中国ROKAEと代理店契約を締結、SIer事業の方針を大幅転換/IDECファクトリーソリューションズ
協働ロボットに特化したシステムインテグレーター(SIer、エスアイアー)のIDECファクトリーソリューションズ(愛知県一宮市、藤木勝敏社長)が、SIer事業の大幅な方針転換に乗り出した。従来は多様なメーカーの協働ロボットを使用して自動化システムを構築していたが、昨年11月に中国の産業用ロボットメーカーの珞石機器人(ROKAE<ロッケー>)の販売代理店となったのを機に、ROKAEの協働ロボットを拡販するプロジェクトチームを発足。中小企業の人手不足の課題解決に向け、今後はチーム全体でROKAEの協働ロボットの普及に努める構えだ。
中小企業向けに協働ロボットを
中小企業の人手不足の課題を協働ロボットで解決したい――。
IDECファクトリーソリューションズがこうした思いを原動力に今年度から本格的に展開するのが、中国のROKAEの協働ロボットを拡販するプロジェクトチーム「ROCEY TEAM(ロッキーチーム)」だ。
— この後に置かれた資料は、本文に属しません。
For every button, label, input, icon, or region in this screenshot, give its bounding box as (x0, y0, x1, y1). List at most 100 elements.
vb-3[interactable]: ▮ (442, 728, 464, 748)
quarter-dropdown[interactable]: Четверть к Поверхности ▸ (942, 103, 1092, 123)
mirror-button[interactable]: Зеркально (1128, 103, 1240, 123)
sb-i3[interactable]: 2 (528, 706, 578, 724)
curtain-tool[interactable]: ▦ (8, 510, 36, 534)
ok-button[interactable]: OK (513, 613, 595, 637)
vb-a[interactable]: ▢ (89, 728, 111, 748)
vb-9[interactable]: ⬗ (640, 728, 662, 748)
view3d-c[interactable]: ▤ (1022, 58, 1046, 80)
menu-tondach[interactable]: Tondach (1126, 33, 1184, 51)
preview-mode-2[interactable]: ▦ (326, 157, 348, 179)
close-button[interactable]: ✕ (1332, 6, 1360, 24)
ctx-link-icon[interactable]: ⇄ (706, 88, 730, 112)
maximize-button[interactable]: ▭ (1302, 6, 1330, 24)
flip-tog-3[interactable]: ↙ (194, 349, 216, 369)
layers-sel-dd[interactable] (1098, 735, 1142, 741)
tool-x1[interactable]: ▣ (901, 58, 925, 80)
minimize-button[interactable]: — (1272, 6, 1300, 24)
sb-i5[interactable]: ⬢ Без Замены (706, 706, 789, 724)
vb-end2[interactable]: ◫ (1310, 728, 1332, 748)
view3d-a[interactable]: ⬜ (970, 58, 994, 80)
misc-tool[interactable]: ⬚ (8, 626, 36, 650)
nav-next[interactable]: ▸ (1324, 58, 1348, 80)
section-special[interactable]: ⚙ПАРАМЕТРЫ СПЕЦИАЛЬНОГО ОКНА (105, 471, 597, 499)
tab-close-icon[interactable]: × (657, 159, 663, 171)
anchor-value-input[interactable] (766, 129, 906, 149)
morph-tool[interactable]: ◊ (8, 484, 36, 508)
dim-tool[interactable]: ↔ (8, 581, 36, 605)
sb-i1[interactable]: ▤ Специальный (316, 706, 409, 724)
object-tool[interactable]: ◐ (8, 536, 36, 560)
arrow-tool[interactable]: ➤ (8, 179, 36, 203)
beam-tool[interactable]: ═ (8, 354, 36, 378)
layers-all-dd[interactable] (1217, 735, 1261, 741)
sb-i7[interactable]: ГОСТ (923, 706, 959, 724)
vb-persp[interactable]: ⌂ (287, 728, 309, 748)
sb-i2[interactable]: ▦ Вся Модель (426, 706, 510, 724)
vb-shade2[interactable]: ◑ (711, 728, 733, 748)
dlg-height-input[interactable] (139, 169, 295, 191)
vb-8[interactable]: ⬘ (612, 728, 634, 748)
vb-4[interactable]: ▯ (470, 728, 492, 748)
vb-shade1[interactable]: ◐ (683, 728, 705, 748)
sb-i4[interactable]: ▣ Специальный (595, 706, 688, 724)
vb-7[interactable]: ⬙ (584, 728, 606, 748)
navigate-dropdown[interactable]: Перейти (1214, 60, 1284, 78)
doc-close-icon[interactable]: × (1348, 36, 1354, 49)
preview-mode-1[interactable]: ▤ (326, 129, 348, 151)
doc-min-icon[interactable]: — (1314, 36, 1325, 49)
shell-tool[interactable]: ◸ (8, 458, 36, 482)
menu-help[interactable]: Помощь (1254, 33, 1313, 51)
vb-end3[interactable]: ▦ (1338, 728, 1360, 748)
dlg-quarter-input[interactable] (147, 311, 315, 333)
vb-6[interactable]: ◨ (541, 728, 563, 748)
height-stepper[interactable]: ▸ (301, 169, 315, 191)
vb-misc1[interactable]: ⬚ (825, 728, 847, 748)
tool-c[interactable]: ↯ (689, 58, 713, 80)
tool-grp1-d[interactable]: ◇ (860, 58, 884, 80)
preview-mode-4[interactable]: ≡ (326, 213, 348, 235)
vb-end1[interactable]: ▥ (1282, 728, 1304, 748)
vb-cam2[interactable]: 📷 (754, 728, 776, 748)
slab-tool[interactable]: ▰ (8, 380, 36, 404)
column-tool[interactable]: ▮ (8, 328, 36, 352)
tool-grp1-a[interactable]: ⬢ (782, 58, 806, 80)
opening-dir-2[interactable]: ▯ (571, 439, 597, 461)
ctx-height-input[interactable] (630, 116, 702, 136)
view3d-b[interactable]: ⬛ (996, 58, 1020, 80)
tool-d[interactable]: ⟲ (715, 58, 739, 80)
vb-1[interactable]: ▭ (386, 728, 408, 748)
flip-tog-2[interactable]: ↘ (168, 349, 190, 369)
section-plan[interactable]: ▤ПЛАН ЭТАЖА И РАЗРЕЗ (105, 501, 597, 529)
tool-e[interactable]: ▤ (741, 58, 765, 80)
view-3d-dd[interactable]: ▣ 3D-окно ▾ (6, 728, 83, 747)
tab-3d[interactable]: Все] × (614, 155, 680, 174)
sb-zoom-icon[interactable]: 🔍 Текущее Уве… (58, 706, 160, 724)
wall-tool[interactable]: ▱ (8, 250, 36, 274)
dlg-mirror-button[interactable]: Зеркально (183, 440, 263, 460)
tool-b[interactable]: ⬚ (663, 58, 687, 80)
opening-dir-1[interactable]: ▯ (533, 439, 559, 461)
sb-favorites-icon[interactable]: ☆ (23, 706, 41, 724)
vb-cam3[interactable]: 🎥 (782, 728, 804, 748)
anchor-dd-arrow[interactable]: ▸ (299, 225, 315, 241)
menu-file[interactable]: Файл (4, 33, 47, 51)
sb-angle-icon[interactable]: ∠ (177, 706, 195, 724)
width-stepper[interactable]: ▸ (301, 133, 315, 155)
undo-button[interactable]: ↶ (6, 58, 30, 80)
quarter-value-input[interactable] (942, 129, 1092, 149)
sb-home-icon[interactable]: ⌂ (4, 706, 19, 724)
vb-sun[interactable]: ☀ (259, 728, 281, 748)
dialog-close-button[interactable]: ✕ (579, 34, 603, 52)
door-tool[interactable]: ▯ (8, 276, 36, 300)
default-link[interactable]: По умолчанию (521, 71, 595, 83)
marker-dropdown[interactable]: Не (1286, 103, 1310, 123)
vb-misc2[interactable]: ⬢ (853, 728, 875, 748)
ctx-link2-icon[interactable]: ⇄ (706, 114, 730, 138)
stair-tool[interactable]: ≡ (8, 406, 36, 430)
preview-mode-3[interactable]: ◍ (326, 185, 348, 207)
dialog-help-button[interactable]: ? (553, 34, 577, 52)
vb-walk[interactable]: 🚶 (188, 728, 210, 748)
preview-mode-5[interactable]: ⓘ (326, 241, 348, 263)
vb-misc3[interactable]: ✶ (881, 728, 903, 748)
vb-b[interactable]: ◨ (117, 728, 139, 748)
IDECファクトリーソリューションズはROKAEの日本法人、ROKAE精機(東京都港区、王少飛社長)と昨年11月に販売代理店契約を締結し、ROKAEの協働ロボットの国内販売に乗り出した。
ROKAEは2015年の創業で、中国の山東省に本社を構える新興ロボットメーカー。産業用ロボットの製造から始まり、19年には協働ロボット市場にも進出した。現在は可搬質量3kg~5kgの「SR-Cシリーズ」と、同7kg~45kgの「CR-Cシリーズ」の2種類の協働ロボットをラインアップする。「SR-Cシリーズはサービス用途、CR-Cシリーズは製造現場など産業用途を想定している」とIDECファクトリーソリューションズの武仲清貴取締役最高執行責任者(COO)は話す。
ROKAEの協働ロボットの大きな特徴は、両シリーズとも全軸に力覚センサーを標準搭載する点だ。安全性が高い上に、歯車のはめ合いや精密研磨といった高度なアプリケーション(応用的な使い方)にも対応できる。また、軌跡精度や位置決め精度などロボットの制御技術の高さにも強みを持つ。
減速機やモーターといった主要構成部品は自社の厳しい設計基準を満たした物だけを中国内で調達しており、両シリーズを高品質かつ低コストで販売できるという。「ROKAEの協働ロボットはハイエンドな領域を狙っており、100万円以下で購入できる中国製の安価な協働ロボットとはすみ分けが明確だ。また、全軸に力覚センサーを搭載した欧州や日本のハイエンドな協働ロボットと比べるとコストパフォーマンスが高い」と武仲取締役COOは強調する。